Cohomology of Oriented Tree Diagram Lie Algebras

TL;DR

This paper studies the cohomology of generalized oriented tree diagram Lie algebras using Hodge Laplacian, proving conjectures and deriving generating functions for Betti numbers, extending classical Lie algebra results.

Contribution

It generalizes the cohomological analysis of tree diagram Lie algebras, proves the total rank and b2 conjectures, and derives generating functions and identities extending Bott's classical results.

Findings

Proved the total rank conjecture for these Lie algebras.

Established the b2-conjecture for the class of algebras.

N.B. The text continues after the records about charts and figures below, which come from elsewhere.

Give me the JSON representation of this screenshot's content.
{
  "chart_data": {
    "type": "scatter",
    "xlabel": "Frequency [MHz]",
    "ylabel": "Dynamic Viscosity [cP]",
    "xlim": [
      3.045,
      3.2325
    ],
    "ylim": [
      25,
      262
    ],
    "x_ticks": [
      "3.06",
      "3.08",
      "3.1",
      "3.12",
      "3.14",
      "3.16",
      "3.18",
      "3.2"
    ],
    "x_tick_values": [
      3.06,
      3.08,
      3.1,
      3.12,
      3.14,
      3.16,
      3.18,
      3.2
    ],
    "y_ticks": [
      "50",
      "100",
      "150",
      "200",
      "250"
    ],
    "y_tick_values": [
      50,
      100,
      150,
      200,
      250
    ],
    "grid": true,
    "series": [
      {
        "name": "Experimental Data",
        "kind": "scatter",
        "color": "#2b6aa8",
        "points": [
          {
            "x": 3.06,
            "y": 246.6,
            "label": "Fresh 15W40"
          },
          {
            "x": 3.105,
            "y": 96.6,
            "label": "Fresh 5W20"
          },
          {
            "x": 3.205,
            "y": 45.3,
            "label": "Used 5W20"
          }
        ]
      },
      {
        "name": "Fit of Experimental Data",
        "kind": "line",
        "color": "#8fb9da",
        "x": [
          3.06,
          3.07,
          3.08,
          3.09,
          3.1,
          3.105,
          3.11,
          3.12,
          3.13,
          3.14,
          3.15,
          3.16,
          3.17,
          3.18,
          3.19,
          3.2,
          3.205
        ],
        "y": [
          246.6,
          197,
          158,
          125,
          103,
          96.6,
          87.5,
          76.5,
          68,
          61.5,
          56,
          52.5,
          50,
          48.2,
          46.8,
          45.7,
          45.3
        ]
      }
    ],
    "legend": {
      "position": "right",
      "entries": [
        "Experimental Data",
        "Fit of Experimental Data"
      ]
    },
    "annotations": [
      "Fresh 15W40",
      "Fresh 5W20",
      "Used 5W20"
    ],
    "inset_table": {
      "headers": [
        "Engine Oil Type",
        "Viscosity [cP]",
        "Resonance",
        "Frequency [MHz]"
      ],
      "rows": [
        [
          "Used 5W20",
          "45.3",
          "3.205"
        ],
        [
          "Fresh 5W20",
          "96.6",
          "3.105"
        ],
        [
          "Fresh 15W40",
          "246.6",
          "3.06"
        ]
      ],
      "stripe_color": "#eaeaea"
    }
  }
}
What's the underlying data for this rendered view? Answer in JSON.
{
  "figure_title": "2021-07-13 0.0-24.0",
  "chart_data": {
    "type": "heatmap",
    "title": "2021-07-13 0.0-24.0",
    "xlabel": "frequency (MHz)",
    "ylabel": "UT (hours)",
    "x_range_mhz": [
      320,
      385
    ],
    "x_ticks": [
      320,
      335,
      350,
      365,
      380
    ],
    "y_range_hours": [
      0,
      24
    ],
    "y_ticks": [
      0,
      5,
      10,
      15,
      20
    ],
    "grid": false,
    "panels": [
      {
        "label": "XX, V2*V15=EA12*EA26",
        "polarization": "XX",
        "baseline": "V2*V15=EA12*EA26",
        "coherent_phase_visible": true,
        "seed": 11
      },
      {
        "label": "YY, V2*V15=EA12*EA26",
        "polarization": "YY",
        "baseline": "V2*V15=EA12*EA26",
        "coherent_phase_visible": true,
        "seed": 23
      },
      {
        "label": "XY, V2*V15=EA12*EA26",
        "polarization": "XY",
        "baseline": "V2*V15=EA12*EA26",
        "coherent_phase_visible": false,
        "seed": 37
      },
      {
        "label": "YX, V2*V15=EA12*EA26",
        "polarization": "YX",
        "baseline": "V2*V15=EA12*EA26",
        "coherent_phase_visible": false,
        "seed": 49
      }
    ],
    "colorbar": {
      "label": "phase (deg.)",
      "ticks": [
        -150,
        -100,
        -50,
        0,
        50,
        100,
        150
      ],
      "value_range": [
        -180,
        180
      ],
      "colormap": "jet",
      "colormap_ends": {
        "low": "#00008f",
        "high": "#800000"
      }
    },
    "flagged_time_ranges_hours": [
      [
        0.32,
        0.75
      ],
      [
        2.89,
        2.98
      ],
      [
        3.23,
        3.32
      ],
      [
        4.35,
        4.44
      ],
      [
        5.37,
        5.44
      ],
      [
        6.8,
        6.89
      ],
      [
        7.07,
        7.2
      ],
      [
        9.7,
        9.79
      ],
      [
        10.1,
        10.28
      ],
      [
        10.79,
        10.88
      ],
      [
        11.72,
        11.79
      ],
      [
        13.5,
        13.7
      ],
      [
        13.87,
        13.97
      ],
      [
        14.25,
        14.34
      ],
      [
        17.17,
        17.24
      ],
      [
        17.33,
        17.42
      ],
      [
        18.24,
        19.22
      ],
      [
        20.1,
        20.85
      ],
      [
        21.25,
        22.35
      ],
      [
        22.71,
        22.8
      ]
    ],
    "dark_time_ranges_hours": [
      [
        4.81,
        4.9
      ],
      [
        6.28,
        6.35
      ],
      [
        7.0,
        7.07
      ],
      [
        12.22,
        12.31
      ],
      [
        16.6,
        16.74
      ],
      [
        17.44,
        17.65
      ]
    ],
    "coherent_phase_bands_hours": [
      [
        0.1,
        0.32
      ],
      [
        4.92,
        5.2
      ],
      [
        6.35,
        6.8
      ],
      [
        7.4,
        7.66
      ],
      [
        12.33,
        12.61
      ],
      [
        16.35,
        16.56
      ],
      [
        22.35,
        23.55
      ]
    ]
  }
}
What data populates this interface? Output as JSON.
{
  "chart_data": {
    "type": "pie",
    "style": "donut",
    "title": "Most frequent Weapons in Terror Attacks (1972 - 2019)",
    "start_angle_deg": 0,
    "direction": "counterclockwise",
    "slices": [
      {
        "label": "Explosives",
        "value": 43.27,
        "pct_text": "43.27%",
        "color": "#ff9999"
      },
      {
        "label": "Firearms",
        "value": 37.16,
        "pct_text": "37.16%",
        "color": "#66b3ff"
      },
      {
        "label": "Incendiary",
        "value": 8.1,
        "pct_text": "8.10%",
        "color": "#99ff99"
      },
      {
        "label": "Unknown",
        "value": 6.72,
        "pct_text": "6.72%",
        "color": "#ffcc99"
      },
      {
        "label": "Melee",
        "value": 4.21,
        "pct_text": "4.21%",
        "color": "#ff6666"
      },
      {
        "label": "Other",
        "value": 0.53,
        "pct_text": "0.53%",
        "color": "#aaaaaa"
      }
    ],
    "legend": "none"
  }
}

Derived generating functions for Betti numbers using Young tableaux.

Abstract

Xu introduced a family of root-tree-diagram nilpotent Lie algebras of differential operators, in connection with evolution partial differential equations. We generalized his notion to more general oriented tree diagrams. These algebras are natural analogues of the maximal nilpotent Lie subalgebras of finite-dimensional simple Lie algebras. In this paper, we use Hodge Laplacian to study the cohomology of these Lie algebras. The "total rank conjecture" and "$b_2$-conjecture" for the algebras are proved. Moreover, we find the generating functions of the Betti numbers by means of Young tableaux for the Lie algebras associated with certain tree diagrams of single branch point. By these functions and Euler-Poincare principle, we obtain analogues of the denominator identity for finite-dimensional simple Lie algebras. The result is a natural generalization of the Bott's classical result in the case of special linear Lie algebras.